Reprise des taux encouragée au FEM
La nouvelle année est déjà vieille de trois semaines. 2024 a débuté avec des taux repartant prudemment à la hausse et le mouvement s'est ensuite renforcé. Encore un peu de temps et quelques références importantes aux États-Unis et en Allemagne auront récupéré le terrain perdu en décembre dans le cadre de leur correction de fin d’année. Le taux américain à 10 ans a, dans ce mouvement, obtenu une victoire technique sur le niveau de résistance de 4,07/4,08 %. C’est là que se situe le sommet de la bande latérale qui a dominé le premier semestre 2023, conjointement avec le retracement de 23,6 % sur la correction précitée. En Allemagne, la reprise est encore un peu plus avancée. Le taux à 10 ans a déjà franchi cette ligne la semaine dernière. Depuis hier, nous cochons aussi le retracement de 38,2 % (2,32 %). La partie courte de la courbe a également grimpé, mais plus péniblement. En Allemagne, 2,34 % correspondait à un important seuil technique pour le taux à deux ans en direction de 2,70 %. Ce niveau de support correspond au retracement de 23,6 % sur un rallye des taux qui avait duré jour pour jour trois ans : du plus bas juste après le début de la pandémie (-1,03 %) jusqu'à la veille de l’implosion de la Silicon Valley Bank aux États-Unis (3,38 %), tous les deux le 9 mars. Aux États-Unis, le redressement de la référence similaire a commencé très récemment, et plus précisément avant-hier.
Récemment, le marché des taux a fortement anticipé les cycles d'assouplissement des banques centrales. Tant pour la Fed (États-Unis) que pour la BCE (UEM), le marché a tablé sur un démarrage rapide (mars, avril), avec de nombreuses interventions par la suite (>150 pb sur l’ensemble de 2024). Ces attentes ne sont pas réalistes étant donné la bonne tenue de l'économie, surtout aux États-Unis, et l'inflation (principale) trop élevée (les risques d'inflation trop élevés). Mais ceux (dont nous faisons partie) qui ont mis en garde contre ces attentes excessives ont prêché dans le désert. Le mouvement contraire actuellement observé était inévitable, mais il manquait parfois d'une assise fondamentale.

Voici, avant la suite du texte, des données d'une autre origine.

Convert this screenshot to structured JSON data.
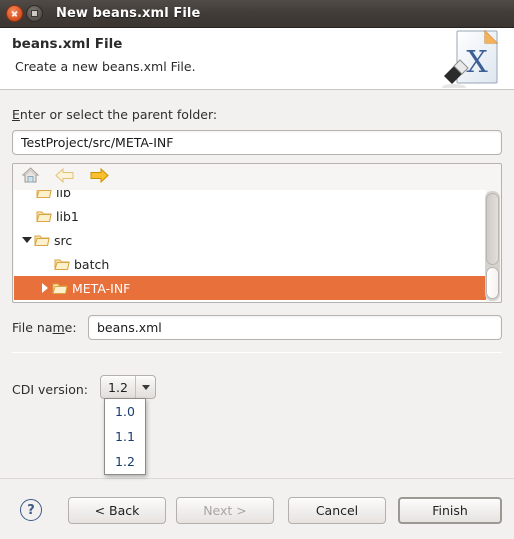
{
  "window": {
    "title": "New beans.xml File",
    "close_icon": "close-icon",
    "maximize_icon": "maximize-icon"
  },
  "header": {
    "title": "beans.xml File",
    "subtitle": "Create a new beans.xml File.",
    "icon": "xml-file-icon"
  },
  "form": {
    "parent_label_prefix": "",
    "parent_label_mnemonic": "E",
    "parent_label_rest": "nter or select the parent folder:",
    "parent_value": "TestProject/src/META-INF",
    "file_label_a": "File na",
    "file_label_mnemonic": "m",
    "file_label_b": "e:",
    "file_value": "beans.xml",
    "cdi_label": "CDI version:",
    "cdi_value": "1.2",
    "cdi_options": [
      "1.0",
      "1.1",
      "1.2"
    ]
  },
  "tree": {
    "toolbar": [
      {
        "name": "home-icon",
        "state": "enabled"
      },
      {
        "name": "back-arrow-icon",
        "state": "disabled"
      },
      {
        "name": "forward-arrow-icon",
        "state": "enabled"
      }
    ],
    "rows": [
      {
        "label": "lib",
        "indent": 1,
        "twisty": "none",
        "selected": false,
        "clipped": true
      },
      {
        "label": "lib1",
        "indent": 1,
        "twisty": "none",
        "selected": false,
        "clipped": false
      },
      {
        "label": "src",
        "indent": 0,
        "twisty": "down",
        "selected": false,
        "clipped": false
      },
      {
        "label": "batch",
        "indent": 2,
        "twisty": "none",
        "selected": false,
        "clipped": false
      },
      {
        "label": "META-INF",
        "indent": 1,
        "twisty": "right",
        "selected": true,
        "clipped": false
      }
    ]
  },
  "buttons": {
    "help": "?",
    "back": "< Back",
    "next": "Next >",
    "cancel": "Cancel",
    "finish": "Finish"
  },
  "colors": {
    "selection": "#e8703a",
    "titlebar": "#413c38",
    "close_button": "#e05a28",
    "popup_text": "#1b3c6e"
  }
}
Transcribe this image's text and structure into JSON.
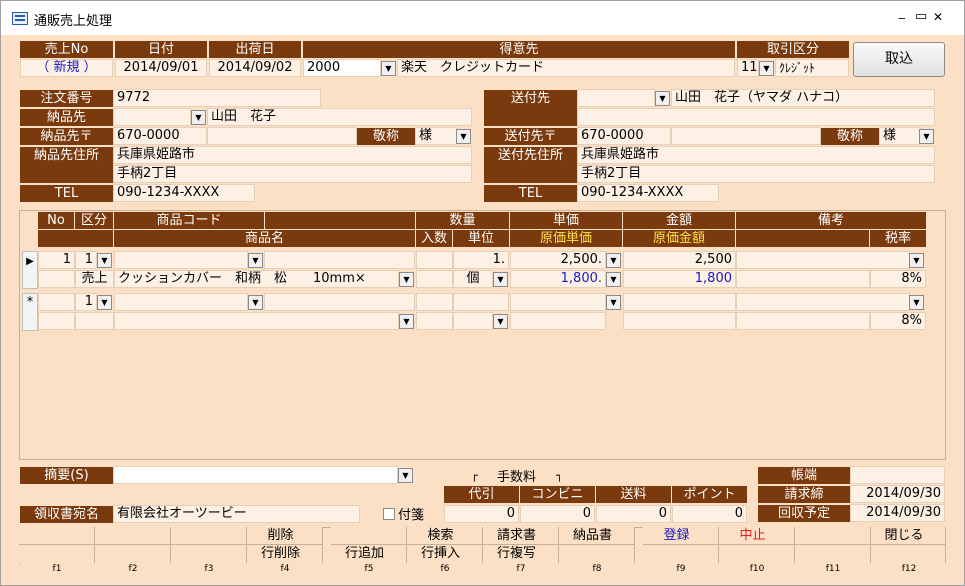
{
  "window": {
    "title": "通販売上処理",
    "minimize": "‒",
    "restore": "▭",
    "close": "✕"
  },
  "header": {
    "labels": {
      "sale_no": "売上No",
      "date": "日付",
      "ship_date": "出荷日",
      "customer": "得意先",
      "trade_type": "取引区分"
    },
    "sale_no": "（ 新規 ）",
    "date": "2014/09/01",
    "ship_date": "2014/09/02",
    "customer_code": "2000",
    "customer_name": "楽天　クレジットカード",
    "trade_code": "11",
    "trade_name": "ｸﾚｼﾞｯﾄ",
    "import_button": "取込"
  },
  "delivery": {
    "labels": {
      "order_no": "注文番号",
      "dest": "納品先",
      "zip": "納品先〒",
      "honorific": "敬称",
      "address": "納品先住所",
      "tel": "TEL"
    },
    "order_no": "9772",
    "dest_name": "山田　花子",
    "zip": "670-0000",
    "honorific": "様",
    "address1": "兵庫県姫路市",
    "address2": "手柄2丁目",
    "tel": "090-1234-XXXX"
  },
  "shipto": {
    "labels": {
      "dest": "送付先",
      "zip": "送付先〒",
      "honorific": "敬称",
      "address": "送付先住所",
      "tel": "TEL"
    },
    "dest_name": "山田　花子（ヤマダ ハナコ）",
    "zip": "670-0000",
    "honorific": "様",
    "address1": "兵庫県姫路市",
    "address2": "手柄2丁目",
    "tel": "090-1234-XXXX"
  },
  "grid": {
    "headers": {
      "no": "No",
      "kubun": "区分",
      "code": "商品コード",
      "qty": "数量",
      "price": "単価",
      "amount": "金額",
      "note": "備考",
      "name": "商品名",
      "irisu": "入数",
      "unit": "単位",
      "cost_price": "原価単価",
      "cost_amount": "原価金額",
      "tax": "税率"
    },
    "rows": [
      {
        "no": "1",
        "kubun": "1",
        "kubun_label": "売上",
        "name": "クッションカバー　和柄　松　　10mm×",
        "qty": "1.",
        "unit": "個",
        "price": "2,500.",
        "amount": "2,500",
        "cost_price": "1,800.",
        "cost_amount": "1,800",
        "tax": "8%"
      },
      {
        "no": "",
        "kubun": "1",
        "kubun_label": "",
        "name": "",
        "qty": "",
        "unit": "",
        "price": "",
        "amount": "",
        "cost_price": "",
        "cost_amount": "",
        "tax": "8%"
      }
    ]
  },
  "summary": {
    "label": "摘要(S)",
    "value": ""
  },
  "fee": {
    "title": "手数料",
    "labels": [
      "代引",
      "コンビニ",
      "送料",
      "ポイント"
    ],
    "values": [
      "0",
      "0",
      "0",
      "0"
    ]
  },
  "ledger": {
    "title": "帳端",
    "labels": {
      "billing": "請求締",
      "collect": "回収予定"
    },
    "billing": "2014/09/30",
    "collect": "2014/09/30"
  },
  "receipt": {
    "label": "領収書宛名",
    "value": "有限会社オーツービー",
    "tag_label": "付箋"
  },
  "fkeys": [
    {
      "key": "f1",
      "top": "",
      "bottom": ""
    },
    {
      "key": "f2",
      "top": "",
      "bottom": ""
    },
    {
      "key": "f3",
      "top": "",
      "bottom": ""
    },
    {
      "key": "f4",
      "top": "削除",
      "bottom": "行削除"
    },
    {
      "key": "f5",
      "top": "",
      "bottom": "行追加"
    },
    {
      "key": "f6",
      "top": "検索",
      "bottom": "行挿入"
    },
    {
      "key": "f7",
      "top": "請求書",
      "bottom": "行複写"
    },
    {
      "key": "f8",
      "top": "納品書",
      "bottom": ""
    },
    {
      "key": "f9",
      "top": "登録",
      "bottom": ""
    },
    {
      "key": "f10",
      "top": "中止",
      "bottom": ""
    },
    {
      "key": "f11",
      "top": "",
      "bottom": ""
    },
    {
      "key": "f12",
      "top": "閉じる",
      "bottom": ""
    }
  ],
  "colors": {
    "header_bg": "#7a3a0e",
    "form_bg": "#fbe0c6",
    "cell_bg": "#fdf0e4",
    "accent_yellow": "#ffe14a",
    "register_blue": "#1a1ac8",
    "cancel_red": "#e02020"
  }
}
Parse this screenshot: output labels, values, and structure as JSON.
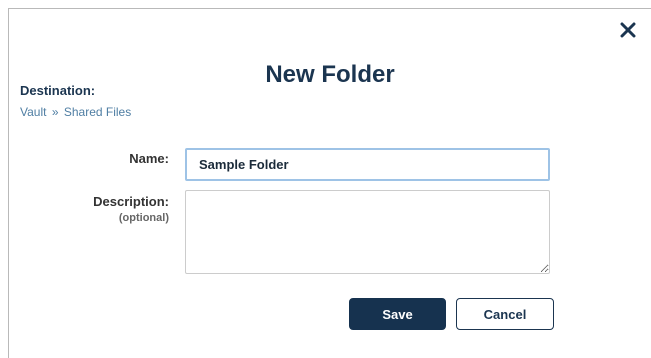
{
  "dialog": {
    "title": "New Folder",
    "close_icon": "close-icon"
  },
  "destination": {
    "label": "Destination:",
    "breadcrumb": {
      "root": "Vault",
      "separator": "»",
      "current": "Shared Files"
    }
  },
  "form": {
    "name_label": "Name:",
    "name_value": "Sample Folder",
    "description_label": "Description:",
    "description_hint": "(optional)",
    "description_value": ""
  },
  "buttons": {
    "save_label": "Save",
    "cancel_label": "Cancel"
  },
  "colors": {
    "primary": "#16324f",
    "link": "#4f7ea3",
    "focus_border": "#9ec3e6"
  }
}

Celle-ci est arrivée cette semaine à l'occasion du Forum économique mondial.
Lors de l'événement de réseautage le plus exclusif de l'année, les responsables monétaires, qu'ils soient faucons ou colombes, ont tous élevé la voix. La frustration à peine dissimulée à propos des marchés trop optimistes ne date pas d'hier. Comme nous avons, par exemple, encore pu le constater à la lecture du procès-verbal de la dernière réunion de politique de la BCE. Au cours ce celle-ci, les gouverneurs s'étaient accordés sur une contre-offensive verbale. Ainsi, Christine Lagarde a, parmi d'autres, profité de la caisse de résonance offerte par le FEM pour se faire entendre. La dirigeante de la BCE appelle à la retenue. Atteindre l’objectif de 2 % ne sera pas évident et tout dépendra de facteurs sur lesquels nous n'avons pas encore suffisamment de visibilité pour le moment. Les tensions en mer Rouge ont notamment ravivé les craintes d'une perturbation de l’offre. Mais de grands points d’interrogation subsistent aussi au niveau intérieur. Par exemple en ce qui concerne les augmentations salariales. Le syndicat allemand du secteur de la construction exige ainsi une majoration de pas moins de 21 % pour son petit million d’affiliés. Pour Lagarde, la première baisse de taux ne devrait pas avoir lieu avant l'été. Cela signifie donc au plus tôt le 18 juillet, une date symbolique deux ans après le début des resserrements (21 juillet 2022). À l'inverse, le marché mise toujours sur un premier assouplissement en avril, avec au moins quatre baisses supplémentaires par la suite. Dans le cas de la Fed, c’est surtout le discours de Waller qui a attiré l’attention. Face à la résilience de l’économie américaine, les comparaisons avec les rapides cycles d’assouplissement au lendemain de la crise financière ou de la pandémie ne tiennent pas la route. Waller plaide en faveur de la prudence. Comprenez : pas trop vite (<> mars) et pas trop fort (<> 150 pb en tout). Le gouverneur de la Fed a également alimenté le débat sur une réduction plus lente du portefeuille obligataire. Ralentir maintenant pour tenir sur la longueur. Waller est le premier à associer cela à une condition numérique. Face à un message aussi explicite, nous soupçonnons la Fed de vouloir agir sur ce point plutôt que sur les taux directeurs.